If the personhood amendment passes, anti-abortion activists and voters across the state hope the amendment helps build momentum for a broader national assault on Roe vs. Wade as well as the beginning of the end for abortion rights as established under the U.S. Supreme Court’s landmark ruling.

"Part of the concern is that it's not entirely clear what will happen if this passes," said Mississippi College School of Law professor Jonathan Will, who leads MC's Bioethics and Health Law Center in The Clarion Ledger.

According to the LA Times, this ballot would outlaw abortion, even in the cases of rape and incest. Under various interpretations of the amendment, it could outlaw some current fertility treatments, as well as some forms of birth control pills and contraceptive devices, such as the IUD, because they can - in some cases - prevent fertilized eggs from attaching to the womb.

According to their website, Yes to 26 campaign does not advocate for the use of contraceptives but unequivocally states that Personhood will not outlaw the pill.

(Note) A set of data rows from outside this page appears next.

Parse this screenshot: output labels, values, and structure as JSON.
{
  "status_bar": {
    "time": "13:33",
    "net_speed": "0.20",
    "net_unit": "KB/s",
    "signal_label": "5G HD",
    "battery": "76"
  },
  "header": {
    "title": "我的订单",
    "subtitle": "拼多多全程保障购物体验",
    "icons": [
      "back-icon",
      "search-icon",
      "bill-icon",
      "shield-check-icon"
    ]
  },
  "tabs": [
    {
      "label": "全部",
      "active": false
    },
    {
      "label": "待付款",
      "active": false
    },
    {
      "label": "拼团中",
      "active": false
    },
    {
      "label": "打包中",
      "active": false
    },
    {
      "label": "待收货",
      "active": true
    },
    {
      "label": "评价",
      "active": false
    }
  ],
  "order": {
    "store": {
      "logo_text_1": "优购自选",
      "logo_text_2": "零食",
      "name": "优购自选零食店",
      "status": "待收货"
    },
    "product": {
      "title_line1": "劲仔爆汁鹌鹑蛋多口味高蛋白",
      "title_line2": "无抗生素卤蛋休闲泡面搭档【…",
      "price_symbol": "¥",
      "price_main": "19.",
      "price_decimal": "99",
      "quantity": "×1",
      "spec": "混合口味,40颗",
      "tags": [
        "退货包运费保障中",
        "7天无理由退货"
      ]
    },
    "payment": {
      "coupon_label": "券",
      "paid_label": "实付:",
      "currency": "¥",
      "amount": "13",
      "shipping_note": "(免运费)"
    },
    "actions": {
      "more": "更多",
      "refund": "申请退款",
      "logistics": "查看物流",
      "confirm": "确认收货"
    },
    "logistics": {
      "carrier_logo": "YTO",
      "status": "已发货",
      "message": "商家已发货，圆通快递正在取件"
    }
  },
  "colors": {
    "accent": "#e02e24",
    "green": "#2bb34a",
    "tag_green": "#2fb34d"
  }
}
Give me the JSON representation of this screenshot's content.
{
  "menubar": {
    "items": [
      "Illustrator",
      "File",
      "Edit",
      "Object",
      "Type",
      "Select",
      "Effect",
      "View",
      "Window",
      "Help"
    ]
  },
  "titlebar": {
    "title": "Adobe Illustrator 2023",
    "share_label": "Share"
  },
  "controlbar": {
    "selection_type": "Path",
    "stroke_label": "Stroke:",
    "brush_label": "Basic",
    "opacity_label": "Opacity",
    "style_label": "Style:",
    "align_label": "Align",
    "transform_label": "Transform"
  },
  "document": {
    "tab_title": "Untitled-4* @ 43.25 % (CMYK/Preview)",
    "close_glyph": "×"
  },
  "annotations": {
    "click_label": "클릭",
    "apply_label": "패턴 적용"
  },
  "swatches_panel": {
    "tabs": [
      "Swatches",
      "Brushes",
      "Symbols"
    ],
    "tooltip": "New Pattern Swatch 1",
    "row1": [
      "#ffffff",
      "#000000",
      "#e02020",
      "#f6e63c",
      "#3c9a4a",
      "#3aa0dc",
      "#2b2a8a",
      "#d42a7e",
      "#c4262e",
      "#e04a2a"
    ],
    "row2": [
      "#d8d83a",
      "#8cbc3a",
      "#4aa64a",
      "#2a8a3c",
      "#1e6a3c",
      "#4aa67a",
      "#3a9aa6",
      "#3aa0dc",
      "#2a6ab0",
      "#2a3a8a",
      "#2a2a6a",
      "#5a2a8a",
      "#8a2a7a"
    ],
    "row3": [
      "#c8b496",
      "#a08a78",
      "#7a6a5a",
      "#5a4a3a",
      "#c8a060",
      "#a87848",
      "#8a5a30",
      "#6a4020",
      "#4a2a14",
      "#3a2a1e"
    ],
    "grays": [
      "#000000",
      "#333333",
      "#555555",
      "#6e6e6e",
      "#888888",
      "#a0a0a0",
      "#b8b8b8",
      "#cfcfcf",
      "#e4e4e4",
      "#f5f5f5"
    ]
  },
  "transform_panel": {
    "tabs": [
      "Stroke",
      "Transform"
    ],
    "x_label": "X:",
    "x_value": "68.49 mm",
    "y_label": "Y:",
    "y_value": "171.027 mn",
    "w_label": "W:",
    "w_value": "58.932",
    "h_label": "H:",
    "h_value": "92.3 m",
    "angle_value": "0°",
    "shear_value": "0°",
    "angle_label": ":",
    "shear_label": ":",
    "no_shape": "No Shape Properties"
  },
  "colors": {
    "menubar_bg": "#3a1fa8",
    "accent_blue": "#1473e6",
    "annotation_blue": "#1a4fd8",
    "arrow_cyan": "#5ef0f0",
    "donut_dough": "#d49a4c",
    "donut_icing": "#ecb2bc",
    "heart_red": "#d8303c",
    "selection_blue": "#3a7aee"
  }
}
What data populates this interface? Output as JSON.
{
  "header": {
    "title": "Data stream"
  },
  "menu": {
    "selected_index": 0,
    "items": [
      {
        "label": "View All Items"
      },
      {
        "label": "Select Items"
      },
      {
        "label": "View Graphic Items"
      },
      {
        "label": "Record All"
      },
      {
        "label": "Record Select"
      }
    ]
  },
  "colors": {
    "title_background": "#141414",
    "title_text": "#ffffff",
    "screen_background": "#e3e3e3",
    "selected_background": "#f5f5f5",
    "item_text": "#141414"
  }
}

Yesto26.org addresses the case of rape or incest by saying, “Personhood will prevent a baby conceived through rape and incest being executed for the crime. Women who have borne a child conceived in rape testify that the baby is a blessing rather than a continuation of the assault, and playing the child for adoption remains an option.”

One supporter of the bill is Cal Zastro a pro-life advocate and former leader at Personhood USA. Zastro said, “We must create enabling legislation to criminalize surgical and chemical abortion – every drug, every surgery designed to murder.”

Reports say similar propositions will be featured on ballots in Florida, South Dakota and Ohio in 2012. In recent years, voters in Colorado rejected the bill twice.